Die Klägerin kann entgegen ihrer ausdrücklichen Berufungsbegründung zu ihren Gunsten nichts aus dem Umstand herleiten, dass sich der MTV im Jahre 1996 nur im Stadium der Nachwirkung befand, weil seine zwingende Wirkung zuletzt am 31. Dezember 1995 erloschen war.

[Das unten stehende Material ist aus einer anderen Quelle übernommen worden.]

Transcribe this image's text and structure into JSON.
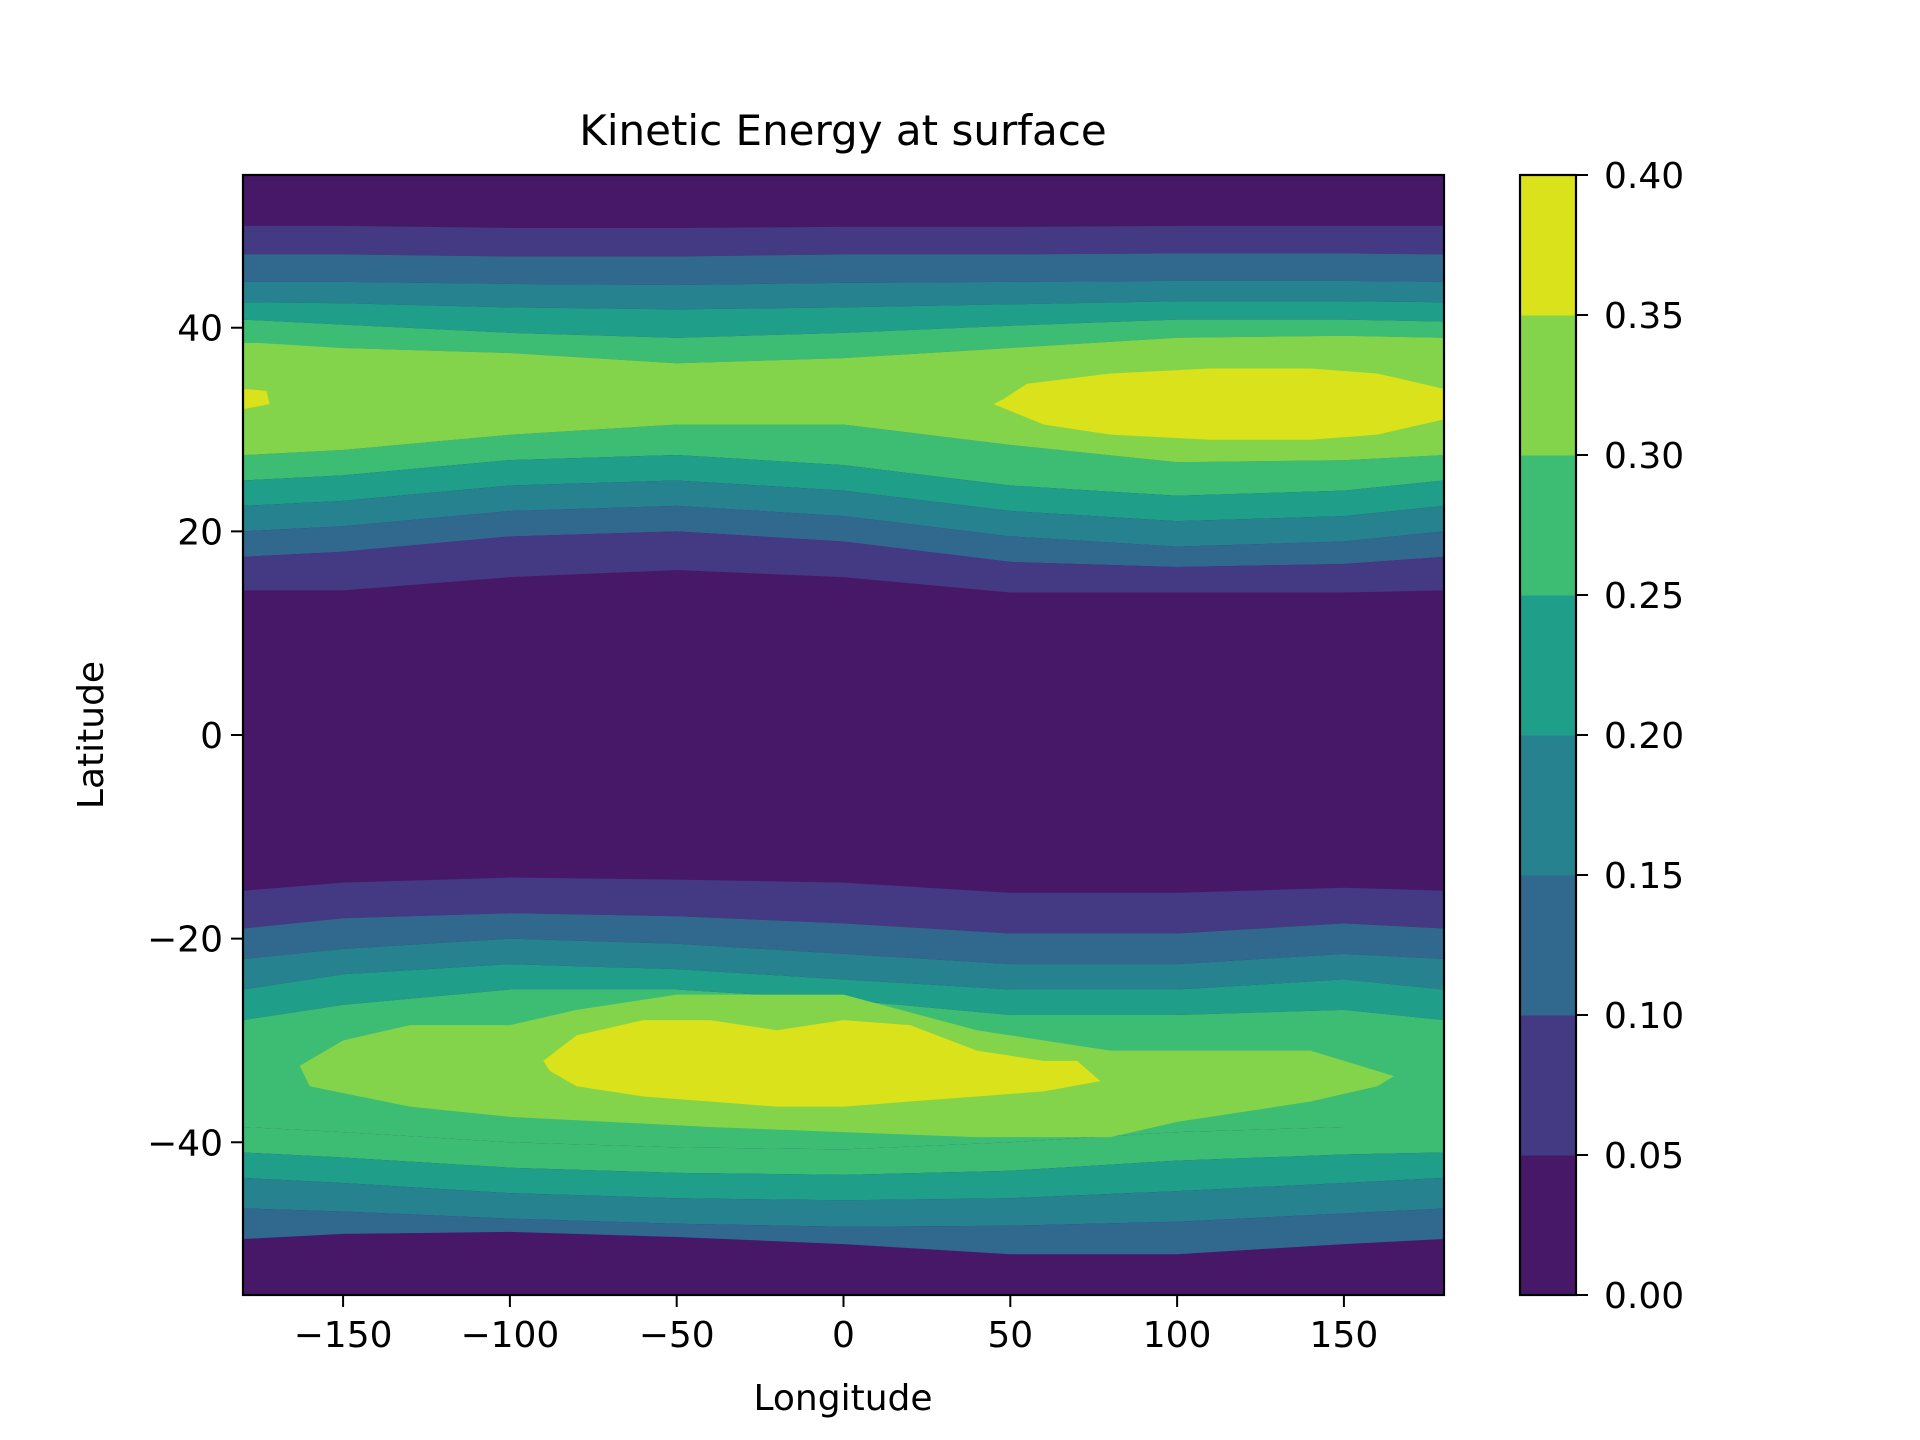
{
  "chart_data": {
    "type": "contourf",
    "title": "Kinetic Energy at surface",
    "xlabel": "Longitude",
    "ylabel": "Latitude",
    "xlim": [
      -180,
      180
    ],
    "ylim": [
      -55,
      55
    ],
    "x_ticks": [
      -150,
      -100,
      -50,
      0,
      50,
      100,
      150
    ],
    "x_tick_labels": [
      "−150",
      "−100",
      "−50",
      "0",
      "50",
      "100",
      "150"
    ],
    "y_ticks": [
      -40,
      -20,
      0,
      20,
      40
    ],
    "y_tick_labels": [
      "−40",
      "−20",
      "0",
      "20",
      "40"
    ],
    "colorbar": {
      "levels": [
        0.0,
        0.05,
        0.1,
        0.15,
        0.2,
        0.25,
        0.3,
        0.35,
        0.4
      ],
      "tick_labels": [
        "0.00",
        "0.05",
        "0.10",
        "0.15",
        "0.20",
        "0.25",
        "0.30",
        "0.35",
        "0.40"
      ],
      "colors": [
        "#471868",
        "#443983",
        "#31688e",
        "#26828e",
        "#1f9e89",
        "#3dbc74",
        "#84d44b",
        "#d9e21a"
      ]
    },
    "background_color": "#471868",
    "band_boundaries_north": {
      "x": [
        -180,
        -150,
        -100,
        -50,
        0,
        50,
        100,
        150,
        180
      ],
      "lines": [
        {
          "level": 0.05,
          "y": [
            50.0,
            50.0,
            49.8,
            49.8,
            49.9,
            49.9,
            50.0,
            50.0,
            50.0
          ]
        },
        {
          "level": 0.1,
          "y": [
            47.2,
            47.2,
            47.0,
            47.0,
            47.2,
            47.2,
            47.3,
            47.3,
            47.2
          ]
        },
        {
          "level": 0.15,
          "y": [
            44.5,
            44.5,
            44.3,
            44.2,
            44.4,
            44.5,
            44.6,
            44.6,
            44.5
          ]
        },
        {
          "level": 0.2,
          "y": [
            42.5,
            42.4,
            42.0,
            41.8,
            42.0,
            42.3,
            42.6,
            42.6,
            42.5
          ]
        },
        {
          "level": 0.25,
          "y": [
            40.8,
            40.3,
            39.5,
            39.0,
            39.5,
            40.2,
            40.8,
            40.8,
            40.6
          ]
        },
        {
          "level": 0.3,
          "y": [
            38.5,
            38.0,
            37.5,
            36.5,
            37.0,
            38.0,
            39.0,
            39.2,
            39.0
          ]
        },
        {
          "level": 0.3,
          "y": [
            27.5,
            28.0,
            29.5,
            30.5,
            30.5,
            28.5,
            26.8,
            27.0,
            27.5
          ]
        },
        {
          "level": 0.25,
          "y": [
            25.0,
            25.5,
            27.0,
            27.5,
            26.5,
            24.5,
            23.5,
            24.0,
            25.0
          ]
        },
        {
          "level": 0.2,
          "y": [
            22.5,
            23.0,
            24.5,
            25.0,
            24.0,
            22.0,
            21.0,
            21.5,
            22.5
          ]
        },
        {
          "level": 0.15,
          "y": [
            20.0,
            20.5,
            22.0,
            22.5,
            21.5,
            19.5,
            18.5,
            19.0,
            20.0
          ]
        },
        {
          "level": 0.1,
          "y": [
            17.5,
            18.0,
            19.5,
            20.0,
            19.0,
            17.0,
            16.5,
            16.8,
            17.5
          ]
        },
        {
          "level": 0.05,
          "y": [
            14.2,
            14.2,
            15.5,
            16.2,
            15.5,
            14.0,
            14.0,
            14.0,
            14.2
          ]
        }
      ]
    },
    "band_boundaries_south": {
      "x": [
        -180,
        -150,
        -100,
        -50,
        0,
        50,
        100,
        150,
        180
      ],
      "lines": [
        {
          "level": 0.05,
          "y": [
            -15.3,
            -14.5,
            -14.0,
            -14.2,
            -14.5,
            -15.5,
            -15.5,
            -15.0,
            -15.3
          ]
        },
        {
          "level": 0.1,
          "y": [
            -19.0,
            -18.0,
            -17.5,
            -17.8,
            -18.5,
            -19.5,
            -19.5,
            -18.5,
            -19.0
          ]
        },
        {
          "level": 0.15,
          "y": [
            -22.0,
            -21.0,
            -20.0,
            -20.5,
            -21.5,
            -22.5,
            -22.5,
            -21.5,
            -22.0
          ]
        },
        {
          "level": 0.2,
          "y": [
            -25.0,
            -23.5,
            -22.5,
            -23.0,
            -24.0,
            -25.0,
            -25.0,
            -24.0,
            -25.0
          ]
        },
        {
          "level": 0.25,
          "y": [
            -28.0,
            -26.5,
            -25.0,
            -25.0,
            -26.0,
            -27.5,
            -27.5,
            -27.0,
            -28.0
          ]
        },
        {
          "level": 0.3,
          "y": [
            -38.5,
            -39.0,
            -40.0,
            -40.5,
            -40.7,
            -40.0,
            -39.0,
            -38.5,
            -38.5
          ]
        },
        {
          "level": 0.25,
          "y": [
            -41.0,
            -41.5,
            -42.5,
            -43.0,
            -43.2,
            -42.8,
            -41.8,
            -41.2,
            -41.0
          ]
        },
        {
          "level": 0.2,
          "y": [
            -43.5,
            -44.0,
            -45.0,
            -45.5,
            -45.7,
            -45.5,
            -44.8,
            -44.0,
            -43.5
          ]
        },
        {
          "level": 0.15,
          "y": [
            -46.5,
            -46.8,
            -47.5,
            -48.0,
            -48.3,
            -48.2,
            -47.8,
            -47.0,
            -46.5
          ]
        },
        {
          "level": 0.1,
          "y": [
            -49.5,
            -49.0,
            -48.8,
            -49.3,
            -50.0,
            -51.0,
            -51.0,
            -50.0,
            -49.5
          ]
        }
      ]
    },
    "high_regions": [
      {
        "level": 0.3,
        "x": [
          -180,
          -175,
          -150,
          -100,
          -50,
          0,
          50,
          100,
          150,
          180,
          180,
          150,
          100,
          50,
          0,
          -50,
          -100,
          -150,
          -180
        ],
        "y": [
          38.5,
          38.5,
          38.0,
          37.5,
          36.5,
          37.0,
          38.0,
          39.0,
          39.2,
          39.0,
          27.5,
          27.0,
          26.8,
          28.5,
          30.5,
          30.5,
          29.5,
          28.0,
          27.5
        ]
      },
      {
        "level": 0.35,
        "x": [
          -180,
          -173,
          -172,
          -180
        ],
        "y": [
          34.0,
          33.8,
          32.5,
          32.0
        ]
      },
      {
        "level": 0.35,
        "x": [
          48,
          55,
          80,
          110,
          140,
          160,
          180,
          180,
          160,
          140,
          110,
          80,
          60,
          45
        ],
        "y": [
          33.0,
          34.5,
          35.5,
          36.0,
          36.0,
          35.5,
          34.0,
          31.0,
          29.5,
          29.0,
          29.0,
          29.5,
          30.5,
          32.5
        ]
      },
      {
        "level": 0.3,
        "x": [
          -163,
          -150,
          -130,
          -100,
          -80,
          -50,
          -20,
          0,
          40,
          80,
          140,
          165,
          160,
          140,
          100,
          80,
          60,
          40,
          0,
          -40,
          -100,
          -130,
          -160
        ],
        "y": [
          -32.5,
          -30.0,
          -28.5,
          -28.5,
          -27.0,
          -25.5,
          -25.5,
          -25.5,
          -29.0,
          -31.0,
          -31.0,
          -33.5,
          -34.5,
          -36.0,
          -38.0,
          -39.5,
          -39.5,
          -39.5,
          -39.0,
          -38.5,
          -37.5,
          -36.5,
          -34.5
        ]
      },
      {
        "level": 0.35,
        "x": [
          -90,
          -80,
          -60,
          -40,
          -20,
          0,
          20,
          40,
          60,
          70,
          77,
          60,
          40,
          20,
          0,
          -20,
          -40,
          -60,
          -80,
          -88
        ],
        "y": [
          -32.0,
          -29.5,
          -28.0,
          -28.0,
          -29.0,
          -28.0,
          -28.5,
          -31.0,
          -32.0,
          -32.0,
          -34.0,
          -35.0,
          -35.5,
          -36.0,
          -36.5,
          -36.5,
          -36.0,
          -35.5,
          -34.5,
          -33.0
        ]
      }
    ]
  }
}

Es mag zutreffend sein, dass auch Änderungen der formellen gesetzlichen Lage und nicht nur einer tarifliche Norm ohne Auswirkungen auf den Regelungsbereich eines lediglich verweisenden Tarifvertrages bleiben, wenn sich der verweisende Tarifvertrag im Stadium der Nachwirkung befindet (so ausdrücklich lediglich für tarifliche Normen: BAG vom 10. November 1982 - 4 AZR 1203/79 - in AP.-Nr. 8 zu § 1 TVG Form und u. a. in BB 83, 1344 in LS 3 und als obiter dictum auf S. 1347 a.E.). Daraus folgt nicht, dass zu Gunsten der Klägerin die ursprüngliche gesetzliche Regelung im LFG aufrechterhalten blieb. Sie war schon 1994 durch die entsprechenden Bestimmungen des EFZG ersetzt worden und fiel per 01. Oktober 1996 unter die Neuregelung des § 4 EFZG mit der herabgesetzten Krankenvergütung. Dies ergibt sich daraus, dass wegen der lediglich deklaratorischen Bedeutung der Klauseln des MTV der Anspruch der Klägerin sich auch damals nicht aus dem MTV, sondern aus dem Gesetz ergab (LFG und ab 1994 EFZG).
3.
Die Berufung der Klägerin auf das eingereichte Urteil des Landesarbeitsgerichts Düsseldorf vom 17. Februar 1998 - 6 (10) Sa 1008/97 - überrascht, weil im vorliegenden Fall die Beklagte Angestellte und Arbeiter nicht ungleich behandelte, sondern an alle lediglich 80 % zahlte.
Im übrigen bestand auch für Angestellte in diesem Bereich in der Zeit vom 01. Oktober 1996 bis zum 31. Dezember 1998 kein tariflicher Anspruch auf volle Entgeltfortzahlung, wie im Parallelverfahren 10 Sa 222/98 gleichfalls unter Revisionszulassung entschieden wurde.
II.
Die Klägerin hat die Kosten des Berufungsverfahrens gemäß § 97 ZPO zu tragen, weil ihr Rechtsmittel ohne Erfolg geblieben ist.
Die Zulassung der Revision erfolgte gemäß § 72 Abs. 2 Nr. 1 ArbGG wegen grundsätzlicher Bedeutung der Rechtssache. Es handelt sich um die Auslegung einer bundesweit anwendbaren tariflichen Regelung.